Just my two cents as someone that’s been covering ETFs for close to two decades, but the ETFs representing six of those themes aren’t thematic in the strictest sense. But the point is ETFs efficiently provide access to winning themes, allowing for tactical advisors and investors to ride those waves without relying on basic broad market funds to accomplish goals they’re not designed for.

Interesting Trends Among 2025 Winning Themes

Among this year’s winning themes, it’s probably not surprising that AI keeps ripping higher. Likewise, the ascent of nuclear energy – an AI derivative play – isn’t a shocker, but the resurgence of clean energy equities under Trump 2. 0 may be a stunner to some market participants.

As the BofA chart above indicates, 2025’s leading themes possess pleasant surprises in the forms of diversification benefits and mostly undemanding valuations. In other words, winning themes accessible via ETFs have approachable costs of admissions and deliver reduced correlations. That’s a win/win.
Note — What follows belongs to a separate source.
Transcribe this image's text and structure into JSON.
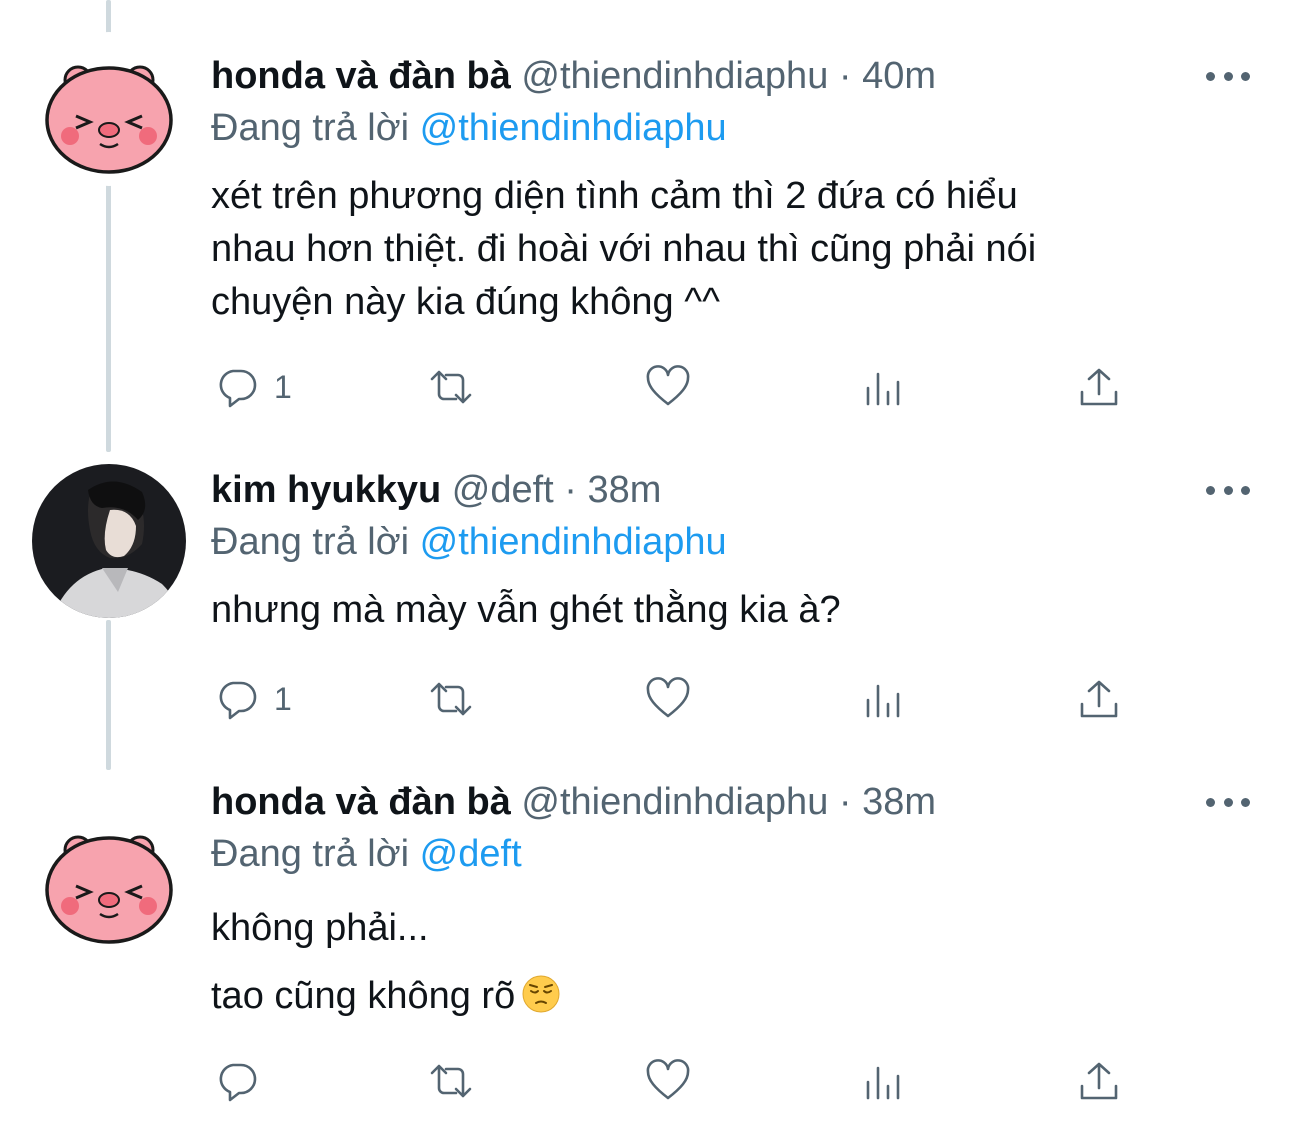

“Valuations are also mostly fair-to-inexpensive, with all average price-to-book ratios lower than the S&P 500 save defense,” according to the bank. “Many themes have low or moderate correlations to the S&P 500, with higher correlations (>80%) for infrastructure and AI. Gold, gold miners, and Latin America ETFs stand out as having the lowest correlations. Up/down betas to the S&P 500 are particularly strong for infrastructure, water, and clean energy, with positive spreads between their up and down betas. ”

Themes Matter

Some fund industry purists just don’t like thematic ETFs. Those funds are affronts to their sensibilities that center around repetitively buying the biggest, cheapest pure beta offerings and those critics go on to say some thematic ETFs are too much of a good thing, but those criticisms miss the point that investing themes can be rewarding and many themes are underpinned by sound fundamentals.

“There are credible reasons for the outperformance of these themes. AI may just mean a temporary GDP bump, or something far more dramatic; nuclear power stocks create AI power, and convertible bonds create AI financing,” adds BofA. “Policy shifts toward self-reliance are boosting defense tech and infrastructure & reshoring. Record central bank buying has boosted gold and this time, precious metals miners are using FCF to reward shareholders. ”

For advisors that hear the cacophony of thematic ETF criticism and wonder if it’s just better and easier to allocate client capital to the cheapest, most popular ETFs, consider this important point that extends beyond the impressive performances of ETFs tied to high-flying themes: Many of the ETFs that provide that exposure are fairly large and hail from well-known issuers.

In fact, there are 26 ETFs across the 10 themes highlighted by BofA that command the research firm’s highest ETF rating of “1” and all of those products hail from the stables of issuers that are among the top 20 in ETF assets under management.